Committed roughly $100 million and, in October 2025, signed a definitive commercial agreement using 850 MHz spectrum to bring space-based cellular broadband to Verizon customers across the continental U.S., one of AST's largest disclosed carrier commitments.

Vodafone(VOD)~18%Critical

A lead Series B investor since 2020 and, since December 2024, party to a definitive commercial agreement running through 2034 to deliver direct-to-device service across Europe and Africa, giving AST its longest-dated disclosed revenue relationship.

U.S. Government (Space Development Agency)~12%High

AST has been awarded prime contracts (roughly $30-43 million disclosed) supporting Space Development Agency direct-to-device and HALO Europa programs, and milestone payments under these contracts have made up a meaningful share of AST's actual near-term reported revenue. Not a single company.

Rakuten Mobile~11%High

A lead Series B investor that in 2026 formed a roughly 50/50 joint venture with AST to build Japan's satellite direct-to-cell network, backed by close to $922 million in Japanese government support. Rakuten Group trades only as a thin OTC ADR (RKUNY) in the U.S., with no proper US-listed ticker.

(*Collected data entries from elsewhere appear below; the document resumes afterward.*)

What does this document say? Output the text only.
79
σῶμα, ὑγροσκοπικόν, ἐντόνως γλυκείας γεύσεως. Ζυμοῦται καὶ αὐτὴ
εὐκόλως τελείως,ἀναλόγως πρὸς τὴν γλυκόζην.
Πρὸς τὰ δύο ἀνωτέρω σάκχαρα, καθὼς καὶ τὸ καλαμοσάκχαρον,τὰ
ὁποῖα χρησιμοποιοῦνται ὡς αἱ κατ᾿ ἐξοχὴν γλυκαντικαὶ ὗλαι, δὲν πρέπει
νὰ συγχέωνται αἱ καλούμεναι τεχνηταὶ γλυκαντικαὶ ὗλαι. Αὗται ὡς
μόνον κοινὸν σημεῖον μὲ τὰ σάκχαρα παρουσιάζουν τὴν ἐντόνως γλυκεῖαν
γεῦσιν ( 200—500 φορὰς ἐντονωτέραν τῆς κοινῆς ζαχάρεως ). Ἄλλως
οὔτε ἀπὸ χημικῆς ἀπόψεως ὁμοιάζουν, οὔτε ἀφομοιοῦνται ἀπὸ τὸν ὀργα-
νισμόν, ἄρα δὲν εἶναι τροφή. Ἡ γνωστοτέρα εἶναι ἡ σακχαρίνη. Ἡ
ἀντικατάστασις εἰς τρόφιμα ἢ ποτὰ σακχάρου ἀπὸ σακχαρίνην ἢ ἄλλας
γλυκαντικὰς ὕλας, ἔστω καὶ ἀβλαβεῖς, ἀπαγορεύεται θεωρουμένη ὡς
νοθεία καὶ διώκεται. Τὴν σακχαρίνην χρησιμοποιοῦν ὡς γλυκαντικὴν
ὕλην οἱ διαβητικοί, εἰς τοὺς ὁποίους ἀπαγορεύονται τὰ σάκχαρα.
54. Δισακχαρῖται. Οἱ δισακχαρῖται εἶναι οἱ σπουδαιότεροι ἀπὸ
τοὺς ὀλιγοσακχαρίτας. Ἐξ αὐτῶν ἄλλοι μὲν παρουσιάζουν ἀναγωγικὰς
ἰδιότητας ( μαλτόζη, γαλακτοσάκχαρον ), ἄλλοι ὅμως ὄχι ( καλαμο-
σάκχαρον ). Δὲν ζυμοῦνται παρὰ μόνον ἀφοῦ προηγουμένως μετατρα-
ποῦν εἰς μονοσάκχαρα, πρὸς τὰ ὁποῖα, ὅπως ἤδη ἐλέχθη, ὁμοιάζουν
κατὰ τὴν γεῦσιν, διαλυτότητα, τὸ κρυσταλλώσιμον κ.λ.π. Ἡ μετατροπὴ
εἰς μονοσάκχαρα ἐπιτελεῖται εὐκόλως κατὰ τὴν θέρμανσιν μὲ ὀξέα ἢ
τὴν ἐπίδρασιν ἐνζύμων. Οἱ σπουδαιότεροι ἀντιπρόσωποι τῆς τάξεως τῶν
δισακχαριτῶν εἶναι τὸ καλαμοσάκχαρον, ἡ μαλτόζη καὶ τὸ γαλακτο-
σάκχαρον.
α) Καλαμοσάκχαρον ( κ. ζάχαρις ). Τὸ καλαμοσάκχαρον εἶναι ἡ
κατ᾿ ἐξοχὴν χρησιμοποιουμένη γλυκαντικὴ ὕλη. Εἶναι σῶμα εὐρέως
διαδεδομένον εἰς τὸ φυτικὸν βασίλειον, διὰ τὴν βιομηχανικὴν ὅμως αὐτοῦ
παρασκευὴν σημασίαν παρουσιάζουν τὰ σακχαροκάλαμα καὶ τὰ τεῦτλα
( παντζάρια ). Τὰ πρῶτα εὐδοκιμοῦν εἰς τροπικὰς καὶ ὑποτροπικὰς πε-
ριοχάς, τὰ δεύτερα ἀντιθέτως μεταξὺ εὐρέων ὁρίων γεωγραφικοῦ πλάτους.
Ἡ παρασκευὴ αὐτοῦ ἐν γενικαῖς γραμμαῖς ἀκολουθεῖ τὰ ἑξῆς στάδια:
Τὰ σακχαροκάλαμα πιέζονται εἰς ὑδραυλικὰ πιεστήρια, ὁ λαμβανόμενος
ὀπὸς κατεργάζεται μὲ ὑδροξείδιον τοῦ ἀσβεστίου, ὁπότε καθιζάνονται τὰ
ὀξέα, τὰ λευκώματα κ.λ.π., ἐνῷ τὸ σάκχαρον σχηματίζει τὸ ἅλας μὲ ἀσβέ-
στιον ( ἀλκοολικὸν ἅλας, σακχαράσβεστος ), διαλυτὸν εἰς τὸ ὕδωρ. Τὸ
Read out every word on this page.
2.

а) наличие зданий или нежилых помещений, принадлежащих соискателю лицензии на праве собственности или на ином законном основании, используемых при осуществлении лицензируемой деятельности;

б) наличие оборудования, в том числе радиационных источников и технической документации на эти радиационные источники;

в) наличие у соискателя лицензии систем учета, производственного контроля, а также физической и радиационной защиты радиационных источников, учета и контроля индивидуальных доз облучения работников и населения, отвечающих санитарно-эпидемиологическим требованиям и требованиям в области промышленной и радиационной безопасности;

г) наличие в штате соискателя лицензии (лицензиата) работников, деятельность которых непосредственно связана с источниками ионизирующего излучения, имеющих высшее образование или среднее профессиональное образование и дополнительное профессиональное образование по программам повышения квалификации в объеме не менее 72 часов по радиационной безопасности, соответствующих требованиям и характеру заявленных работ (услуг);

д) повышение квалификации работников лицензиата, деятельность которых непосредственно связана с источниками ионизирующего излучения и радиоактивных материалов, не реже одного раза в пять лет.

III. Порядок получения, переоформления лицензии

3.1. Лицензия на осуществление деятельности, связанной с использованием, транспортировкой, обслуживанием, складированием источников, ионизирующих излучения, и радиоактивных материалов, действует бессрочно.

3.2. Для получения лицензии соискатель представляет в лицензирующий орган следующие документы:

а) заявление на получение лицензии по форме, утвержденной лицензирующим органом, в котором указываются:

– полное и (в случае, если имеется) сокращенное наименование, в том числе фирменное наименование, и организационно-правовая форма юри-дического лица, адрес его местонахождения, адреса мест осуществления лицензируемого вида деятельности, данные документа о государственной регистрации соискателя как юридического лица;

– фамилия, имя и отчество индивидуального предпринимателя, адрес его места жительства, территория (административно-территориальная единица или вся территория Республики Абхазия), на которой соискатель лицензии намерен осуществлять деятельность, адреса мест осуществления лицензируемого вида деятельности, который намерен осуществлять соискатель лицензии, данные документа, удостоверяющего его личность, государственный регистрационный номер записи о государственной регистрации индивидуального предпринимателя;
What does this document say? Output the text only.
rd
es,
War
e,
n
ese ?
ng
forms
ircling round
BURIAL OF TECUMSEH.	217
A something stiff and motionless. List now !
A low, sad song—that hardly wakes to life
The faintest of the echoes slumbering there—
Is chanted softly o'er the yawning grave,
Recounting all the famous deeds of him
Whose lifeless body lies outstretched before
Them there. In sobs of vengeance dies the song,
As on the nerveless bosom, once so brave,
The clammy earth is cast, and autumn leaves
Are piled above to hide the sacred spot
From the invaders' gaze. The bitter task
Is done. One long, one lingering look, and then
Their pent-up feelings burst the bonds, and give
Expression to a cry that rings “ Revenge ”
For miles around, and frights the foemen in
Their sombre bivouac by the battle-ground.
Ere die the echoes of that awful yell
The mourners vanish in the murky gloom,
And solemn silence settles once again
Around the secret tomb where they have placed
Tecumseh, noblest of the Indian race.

stc Group (Saudi Telecom)~10%High

Saudi Arabia's dominant carrier signed a commercial agreement in October 2024 that included a roughly $175 million prepayment commitment, anchoring AST's expansion into the Middle East. stc trades on the Saudi Exchange (Tadawul), with no proper US-listed ticker.

American Tower(AMT)~5%Moderate

A Series B equity investor and infrastructure partner whose global tower and ground-site footprint is a natural fit for AST's gateway and backhaul buildout as it scales commercial service.

The percentages shown are editorial estimates based on public research (company disclosures, earnings commentary, and industry reporting) meant to illustrate relative reliance, not precise or audited figures. Companies without a proper, reliably tradable ticker on this site are shown without stock/earnings links. This is not financial advice.